Documentation

gitHub

Schema versioning

The subjects of schema versioning, document polymorphism, and possibly schema migration, are a vast and sometimes controversial subject...

When it comes to displaying the schema for a MongoDB collection, there are several features that come into play:

 

Required property
When fields are required to appear in every document, we have a visual in the ERD (a star * when a field is required) and a property in the properties pane.

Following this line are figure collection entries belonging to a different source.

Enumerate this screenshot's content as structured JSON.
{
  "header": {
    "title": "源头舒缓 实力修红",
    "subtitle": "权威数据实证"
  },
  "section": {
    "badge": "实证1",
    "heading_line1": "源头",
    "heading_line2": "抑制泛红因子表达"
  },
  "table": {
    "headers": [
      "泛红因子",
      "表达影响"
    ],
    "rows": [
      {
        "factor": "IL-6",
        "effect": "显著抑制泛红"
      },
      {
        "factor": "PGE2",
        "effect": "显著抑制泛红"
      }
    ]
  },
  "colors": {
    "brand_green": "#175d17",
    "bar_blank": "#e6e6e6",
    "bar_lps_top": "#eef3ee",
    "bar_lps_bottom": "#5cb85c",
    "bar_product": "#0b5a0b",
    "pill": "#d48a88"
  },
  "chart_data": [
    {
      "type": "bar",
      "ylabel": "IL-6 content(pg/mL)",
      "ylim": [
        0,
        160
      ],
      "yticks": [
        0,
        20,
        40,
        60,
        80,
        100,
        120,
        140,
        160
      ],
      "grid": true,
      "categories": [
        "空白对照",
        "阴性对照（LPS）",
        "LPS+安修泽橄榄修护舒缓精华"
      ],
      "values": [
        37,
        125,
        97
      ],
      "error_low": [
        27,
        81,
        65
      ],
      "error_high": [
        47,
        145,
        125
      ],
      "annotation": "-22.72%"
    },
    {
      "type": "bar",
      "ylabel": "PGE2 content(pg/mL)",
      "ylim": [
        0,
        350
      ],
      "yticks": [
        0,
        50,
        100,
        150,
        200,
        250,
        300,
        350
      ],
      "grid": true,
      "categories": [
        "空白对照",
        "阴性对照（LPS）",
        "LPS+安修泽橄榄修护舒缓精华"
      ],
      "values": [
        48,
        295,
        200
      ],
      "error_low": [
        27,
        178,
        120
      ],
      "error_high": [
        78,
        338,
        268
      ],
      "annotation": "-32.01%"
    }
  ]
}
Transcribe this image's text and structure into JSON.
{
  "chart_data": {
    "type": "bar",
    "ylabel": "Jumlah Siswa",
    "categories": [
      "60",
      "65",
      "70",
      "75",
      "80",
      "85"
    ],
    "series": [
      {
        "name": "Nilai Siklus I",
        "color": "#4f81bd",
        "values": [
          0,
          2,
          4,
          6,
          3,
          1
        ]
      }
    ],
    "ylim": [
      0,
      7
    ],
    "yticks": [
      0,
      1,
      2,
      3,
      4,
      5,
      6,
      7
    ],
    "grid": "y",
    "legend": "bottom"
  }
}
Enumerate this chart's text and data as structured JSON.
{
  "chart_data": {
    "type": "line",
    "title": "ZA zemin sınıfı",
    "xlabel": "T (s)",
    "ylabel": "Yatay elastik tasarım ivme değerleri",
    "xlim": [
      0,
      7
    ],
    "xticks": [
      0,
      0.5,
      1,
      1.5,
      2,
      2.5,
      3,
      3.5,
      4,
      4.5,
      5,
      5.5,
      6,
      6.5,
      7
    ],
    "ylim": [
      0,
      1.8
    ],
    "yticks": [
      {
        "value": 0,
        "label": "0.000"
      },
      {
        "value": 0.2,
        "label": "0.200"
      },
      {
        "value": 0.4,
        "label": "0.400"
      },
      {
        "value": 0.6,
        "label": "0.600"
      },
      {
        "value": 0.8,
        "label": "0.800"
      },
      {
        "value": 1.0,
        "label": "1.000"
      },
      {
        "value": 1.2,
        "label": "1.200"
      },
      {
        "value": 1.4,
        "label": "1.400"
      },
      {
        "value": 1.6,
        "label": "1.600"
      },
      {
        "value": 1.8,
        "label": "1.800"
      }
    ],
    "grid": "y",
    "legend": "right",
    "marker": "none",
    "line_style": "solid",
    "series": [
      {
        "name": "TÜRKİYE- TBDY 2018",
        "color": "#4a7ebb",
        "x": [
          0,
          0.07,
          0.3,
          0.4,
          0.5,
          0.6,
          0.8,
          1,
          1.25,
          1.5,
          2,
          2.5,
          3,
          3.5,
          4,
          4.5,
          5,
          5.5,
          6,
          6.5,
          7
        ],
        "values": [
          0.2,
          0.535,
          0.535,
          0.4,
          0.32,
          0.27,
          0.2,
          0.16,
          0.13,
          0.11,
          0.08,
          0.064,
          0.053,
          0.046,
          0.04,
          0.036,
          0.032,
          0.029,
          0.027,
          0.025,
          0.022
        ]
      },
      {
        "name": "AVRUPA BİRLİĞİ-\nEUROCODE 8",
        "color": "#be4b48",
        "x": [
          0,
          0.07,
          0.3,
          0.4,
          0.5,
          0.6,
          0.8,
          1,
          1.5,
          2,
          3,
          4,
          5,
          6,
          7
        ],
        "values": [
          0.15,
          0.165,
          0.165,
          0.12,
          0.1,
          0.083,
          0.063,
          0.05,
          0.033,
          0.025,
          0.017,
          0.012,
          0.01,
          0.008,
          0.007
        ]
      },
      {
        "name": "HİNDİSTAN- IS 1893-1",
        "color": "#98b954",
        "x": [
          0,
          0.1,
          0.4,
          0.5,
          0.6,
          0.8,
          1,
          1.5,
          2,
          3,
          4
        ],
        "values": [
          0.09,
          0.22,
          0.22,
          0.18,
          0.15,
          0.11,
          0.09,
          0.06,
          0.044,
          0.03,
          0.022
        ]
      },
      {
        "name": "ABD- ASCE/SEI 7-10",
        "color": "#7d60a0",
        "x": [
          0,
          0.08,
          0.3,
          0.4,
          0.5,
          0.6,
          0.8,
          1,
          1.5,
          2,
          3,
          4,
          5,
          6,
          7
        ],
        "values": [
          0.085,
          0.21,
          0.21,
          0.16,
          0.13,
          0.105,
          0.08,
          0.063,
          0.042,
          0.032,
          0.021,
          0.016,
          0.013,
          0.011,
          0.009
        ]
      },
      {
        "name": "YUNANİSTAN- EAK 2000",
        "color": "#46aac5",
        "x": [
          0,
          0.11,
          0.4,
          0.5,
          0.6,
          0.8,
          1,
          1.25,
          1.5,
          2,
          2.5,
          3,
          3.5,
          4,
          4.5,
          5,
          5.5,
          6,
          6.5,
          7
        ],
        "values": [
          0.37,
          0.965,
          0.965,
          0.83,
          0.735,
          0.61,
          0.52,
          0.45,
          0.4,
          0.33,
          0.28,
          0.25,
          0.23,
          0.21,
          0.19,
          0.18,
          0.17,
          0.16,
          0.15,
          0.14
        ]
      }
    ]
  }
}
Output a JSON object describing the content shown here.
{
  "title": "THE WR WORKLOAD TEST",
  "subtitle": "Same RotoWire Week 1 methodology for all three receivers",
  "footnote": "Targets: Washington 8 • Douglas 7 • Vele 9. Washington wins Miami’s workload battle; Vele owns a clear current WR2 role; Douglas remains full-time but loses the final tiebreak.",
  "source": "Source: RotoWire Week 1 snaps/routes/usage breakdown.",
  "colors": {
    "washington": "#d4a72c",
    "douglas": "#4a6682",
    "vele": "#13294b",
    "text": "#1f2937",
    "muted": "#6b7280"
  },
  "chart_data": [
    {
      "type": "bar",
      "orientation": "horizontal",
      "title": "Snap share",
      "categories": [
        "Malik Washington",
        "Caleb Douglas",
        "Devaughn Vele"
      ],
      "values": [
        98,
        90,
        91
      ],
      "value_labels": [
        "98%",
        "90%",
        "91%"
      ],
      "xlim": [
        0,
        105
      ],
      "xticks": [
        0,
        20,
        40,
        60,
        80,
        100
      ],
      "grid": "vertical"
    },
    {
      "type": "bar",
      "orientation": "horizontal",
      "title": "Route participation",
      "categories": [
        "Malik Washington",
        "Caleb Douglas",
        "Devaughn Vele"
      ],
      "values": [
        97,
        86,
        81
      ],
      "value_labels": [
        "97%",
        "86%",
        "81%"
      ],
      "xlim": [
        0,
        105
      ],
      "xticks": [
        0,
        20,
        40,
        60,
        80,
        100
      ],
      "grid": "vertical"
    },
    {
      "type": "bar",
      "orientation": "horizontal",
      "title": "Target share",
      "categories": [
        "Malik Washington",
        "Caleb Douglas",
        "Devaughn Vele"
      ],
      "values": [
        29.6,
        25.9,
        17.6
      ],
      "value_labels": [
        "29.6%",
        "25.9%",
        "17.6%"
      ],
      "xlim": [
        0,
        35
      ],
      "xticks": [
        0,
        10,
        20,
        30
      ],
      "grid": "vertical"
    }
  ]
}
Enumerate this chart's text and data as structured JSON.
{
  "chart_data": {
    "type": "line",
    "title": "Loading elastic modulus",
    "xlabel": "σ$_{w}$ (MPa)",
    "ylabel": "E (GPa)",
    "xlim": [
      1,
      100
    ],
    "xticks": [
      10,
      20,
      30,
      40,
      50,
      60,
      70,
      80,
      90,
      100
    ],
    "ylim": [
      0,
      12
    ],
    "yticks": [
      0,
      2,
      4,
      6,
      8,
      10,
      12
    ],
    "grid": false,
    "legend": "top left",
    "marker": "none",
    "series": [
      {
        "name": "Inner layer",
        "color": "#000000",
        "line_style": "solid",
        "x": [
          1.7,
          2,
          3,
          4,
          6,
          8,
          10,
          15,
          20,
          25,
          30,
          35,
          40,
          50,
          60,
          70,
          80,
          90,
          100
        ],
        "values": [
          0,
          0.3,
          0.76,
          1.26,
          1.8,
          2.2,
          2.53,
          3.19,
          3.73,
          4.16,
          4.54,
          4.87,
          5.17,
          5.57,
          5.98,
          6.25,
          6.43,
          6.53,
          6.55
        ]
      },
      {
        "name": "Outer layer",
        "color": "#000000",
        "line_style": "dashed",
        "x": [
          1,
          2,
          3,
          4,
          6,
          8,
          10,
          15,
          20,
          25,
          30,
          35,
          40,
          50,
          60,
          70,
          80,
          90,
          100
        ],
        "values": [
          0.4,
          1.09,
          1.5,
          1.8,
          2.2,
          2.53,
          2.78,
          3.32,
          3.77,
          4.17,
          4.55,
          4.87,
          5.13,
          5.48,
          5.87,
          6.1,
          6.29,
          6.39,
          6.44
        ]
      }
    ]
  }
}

When we reverse-engineer a collection to infer the schema, we will mark as "required" any field that appears in 100% of the documents sampled.  If a field appears in strictly less than 100% of the sampled documents, it will not be marked as required.

 

Multiple data types
A given field name can have multiple data types.  We support this too.  Not only for scalar data types, but also for complex data types (objects and arrays.)  Their representation differs depending on whether all the multiple data types are scalar (we simply display the word "multiple" in the ERD and show the details in the properties pane)

 

Multiple data type - select

Image

or at least one of them is a complex data type.  In this case, we have to represent them using a oneOf choice, for example:

Image

In the ERD, the representation is as follows:

Polymorphism ERD


We detect this polymorphism during reverse-engineering.


Schema versioning
Schema versioning can be tricky to auto-detect during reverse-engineering.  That's because we can't tell whether missing fields are on purpose, or as a result of a schema evolution (or worse, as a result of lax development...)  But you may for example specify a query for a particular version to be used during reverse-engineering, then repeat the operation for another schema version, then merge the version using a oneOf choice as mentioned above.  

 

Schema migration

Document databases are quite permissive.  Used properly, this is a huge advantage.  But it also has some drawbacks:

  • if too many versions must be maintained, it can quickly lead to diminishing returns and extraneous CPU cycles.  Use with moderation.
  • if multiple applications read the data, all must be aware of each schema evolution for coherence and integrity.  If too many applications are unable to synchronize their lifecycles, this situation becomes rapidly unmanageable.

 

Of course, one of the great benefits of NoSQL databases is the ability to evolve schemas without downtime.  But contrary to popular belief, we observe that best practices, at major organizations having successfully used NoSQL databases for a long time, include systematic schema migration to counter-balance the caveats mentioned above.  

 

There are several schema migration strategies:

  • eager migration: all documents are migrated at the introduction of a new schema version (sort of like we used to do with RDBMS, but without downtime...)  
  • lazy migrations: when reading a document of an old schema version, it is written back with the latest schema version.
  • predictive migration: leveraging low system load times, documents can be migrated based on a forecast of near-future need.
  • incremental migration: after predictive migration is mostly completed, the remaining documents can be migrated in blocks until full completion is reached.
  • no migration: multiple schema versions are maintained.

 

Each strategy has its pros and cons, and an associated cost.  You should evaluate the strategy best suited for each use case.  The context of a specific collection might warrant its specific strategy.  Hackolade does not currently provide migration features or services.